Frêle silhouette tout de noir vêtue, couronnée par une chevelure couleur feu. Aline Kamakian a ému et fait vibrer les spectatrices du Curiosity Club de Genève, lors de sa conférence en septembre dernier. Emu parce que son parcours est celui d’une battante, d’une survivante à l’énergie communicative. Issue de grands-parents rescapés du génocide arménien, née à Beyrouth pendant la guerre, elle vit depuis toujours dans un pays en conflit et en a éprouvé à de nombreuses reprises l’horreur dans sa chair. Hyperactive, sa cause aujourd’hui est celle de toutes les personnes abandonnées à leur misère par des politiciens indifférents et un État aux abonnés absents. Des familles entières qui ont besoin, outre de trouver un foyer, de se nourrir, nourrir leurs parents et leurs enfants.

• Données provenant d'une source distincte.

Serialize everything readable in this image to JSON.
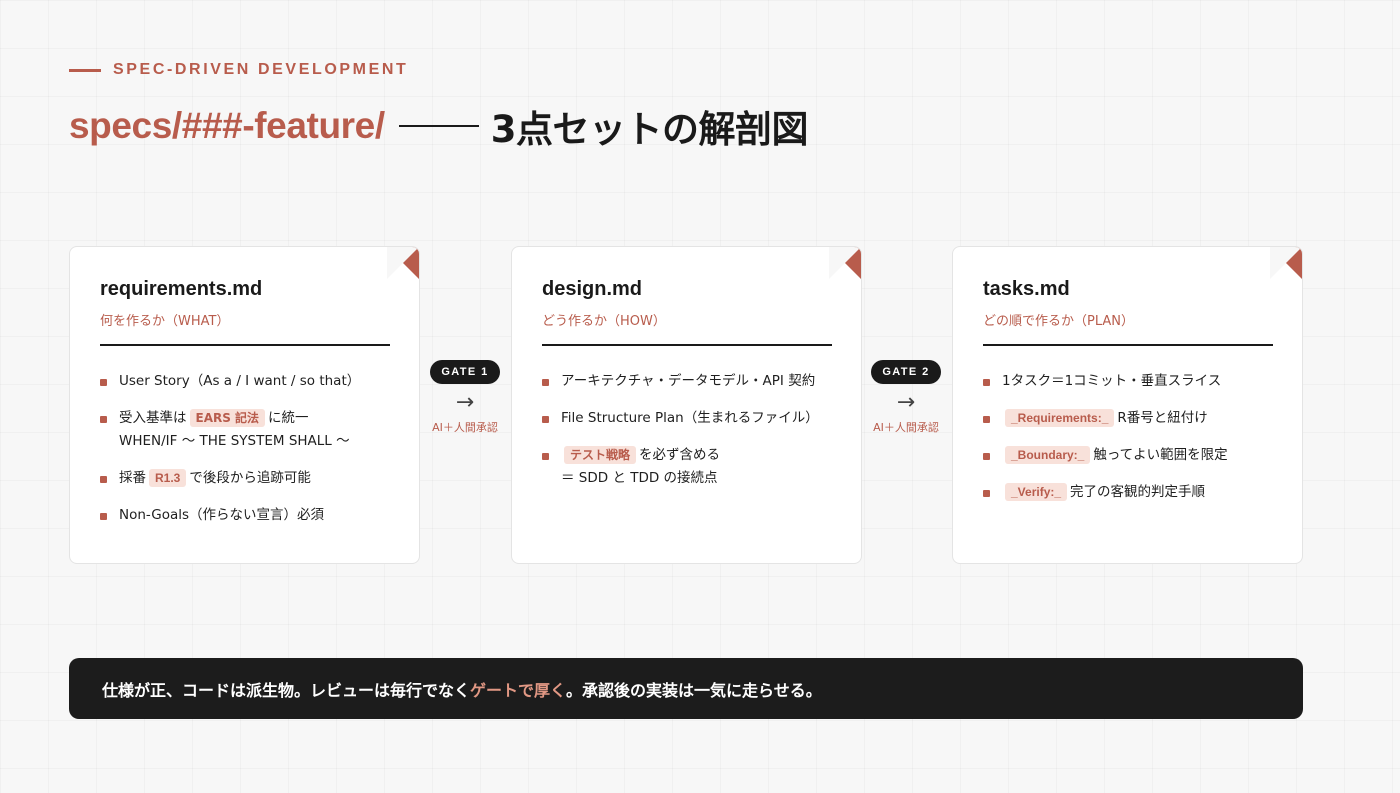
{
  "header": {
    "eyebrow": "SPEC-DRIVEN DEVELOPMENT",
    "title_path": "specs/###-feature/",
    "title_main": "3点セットの解剖図"
  },
  "cards": [
    {
      "title": "requirements.md",
      "subtitle": "何を作るか（WHAT）",
      "items": [
        {
          "text": "User Story（As a / I want / so that）"
        },
        {
          "pre": "受入基準は",
          "tag": "EARS 記法",
          "post": "に統一",
          "line2": "WHEN/IF 〜 THE SYSTEM SHALL 〜"
        },
        {
          "pre": "採番",
          "tag": "R1.3",
          "post": "で後段から追跡可能"
        },
        {
          "text": "Non-Goals（作らない宣言）必須"
        }
      ]
    },
    {
      "title": "design.md",
      "subtitle": "どう作るか（HOW）",
      "items": [
        {
          "text": "アーキテクチャ・データモデル・API 契約"
        },
        {
          "text": "File Structure Plan（生まれるファイル）"
        },
        {
          "tag": "テスト戦略",
          "post": "を必ず含める",
          "line2": "＝ SDD と TDD の接続点"
        }
      ]
    },
    {
      "title": "tasks.md",
      "subtitle": "どの順で作るか（PLAN）",
      "items": [
        {
          "text": "1タスク＝1コミット・垂直スライス"
        },
        {
          "tag": "_Requirements:_",
          "post": "R番号と紐付け"
        },
        {
          "tag": "_Boundary:_",
          "post": "触ってよい範囲を限定"
        },
        {
          "tag": "_Verify:_",
          "post": "完了の客観的判定手順"
        }
      ]
    }
  ],
  "gates": [
    {
      "label": "GATE 1",
      "arrow": "→",
      "note": "AI＋人間承認"
    },
    {
      "label": "GATE 2",
      "arrow": "→",
      "note": "AI＋人間承認"
    }
  ],
  "banner": {
    "part1": "仕様が正、コードは派生物。レビューは毎行でなく",
    "highlight": "ゲートで厚く",
    "part2": "。承認後の実装は一気に走らせる。"
  },
  "colors": {
    "accent": "#b85c4c",
    "dark": "#1a1a1a",
    "tag_bg": "#f8e1da",
    "banner_highlight": "#e29884"
  },
  "icons": {
    "card_corner": "folded-corner-icon",
    "bullet": "square-bullet-icon",
    "gate_arrow": "right-arrow-icon"
  }
}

L’ensemble des plats est proposé à des tarifs plus que raisonnables.


«Au décès de mon père, je me suis promis de faire découvrir la cuisine qu’il aimait tant»

Aline Kamakian, cheffe de cuisine


Une exception à Genève

Son autre actualité, locale, celle-ci? La cheffe et entrepreneuse a ouvert ce printemps le Mayrig Bistrot dans le quartier des Acacias, à Genève. On y déguste notamment le hitch, cette salade de boulgour arménienne additionnée de tomate confite et de grenade; les manti, ces ravioles ouvertes épicées et farcies, à l’agneau ou aux épinards, rehaussées de sumac, ou encore une recette de kebab arménienne associant viande et griottes. Ces jours arrivent les plats d’automne, déclinant champignons et gibier. Tous ces plats sont proposés à des prix plus que raisonnables, une exception à Genève, qui ne permet aucun retour sur investissement, à ce stade, au vu du coût de la vie et des charges dans le canton-ville. Une éthique rare et une cuisine arménienne qui associe les saveurs méditerranéennes et celles de l’est, montagneux, plus rustiques.

La table genevoise d’Aline Kamakian a ouvert le printemps dernier.

Aline Kamakian est une autodidacte, ayant appris la cuisine de ses parents alors qu’elle menait des études d’économie aux Etats-Unis: «Au décès de mon père, j’avais seize ans et je me suis promis de faire connaître cette cuisine, qu’il aimait tant.» Comme une forme de loyauté, également, à l’histoire de la diaspora arménienne. En dehors de Genève, elle a créé et gère (pas précisément une mince affaire lorsqu’on est une femme non mariée et que l’on vous refuse de créer une entreprise en votre nom) sept établissements réputés et très populaires à Beyrouth, ainsi que six autres entre l’Egypte, l’Arménie et l’Arabie saoudite. Tous collaborent, à un titre ou un autre, à l’action de l’ONG SawaBlessed sur le terrain.

(Véronique Benoit)


SawaBlessed en bref

Avec l’aide de World Central Kitchen et de dizaines de bénévoles, SawaBlessed cuisine et distribue quelque 26 000 repas par jour dans la Bekaa et au Sud-Liban. Aline Kamakian a aussi publié un livre sur la cuisine arménienne et travaille déjà au deuxième, plus ambitieux, qui se veut une forme d’encyclopédie des traditions culinaires.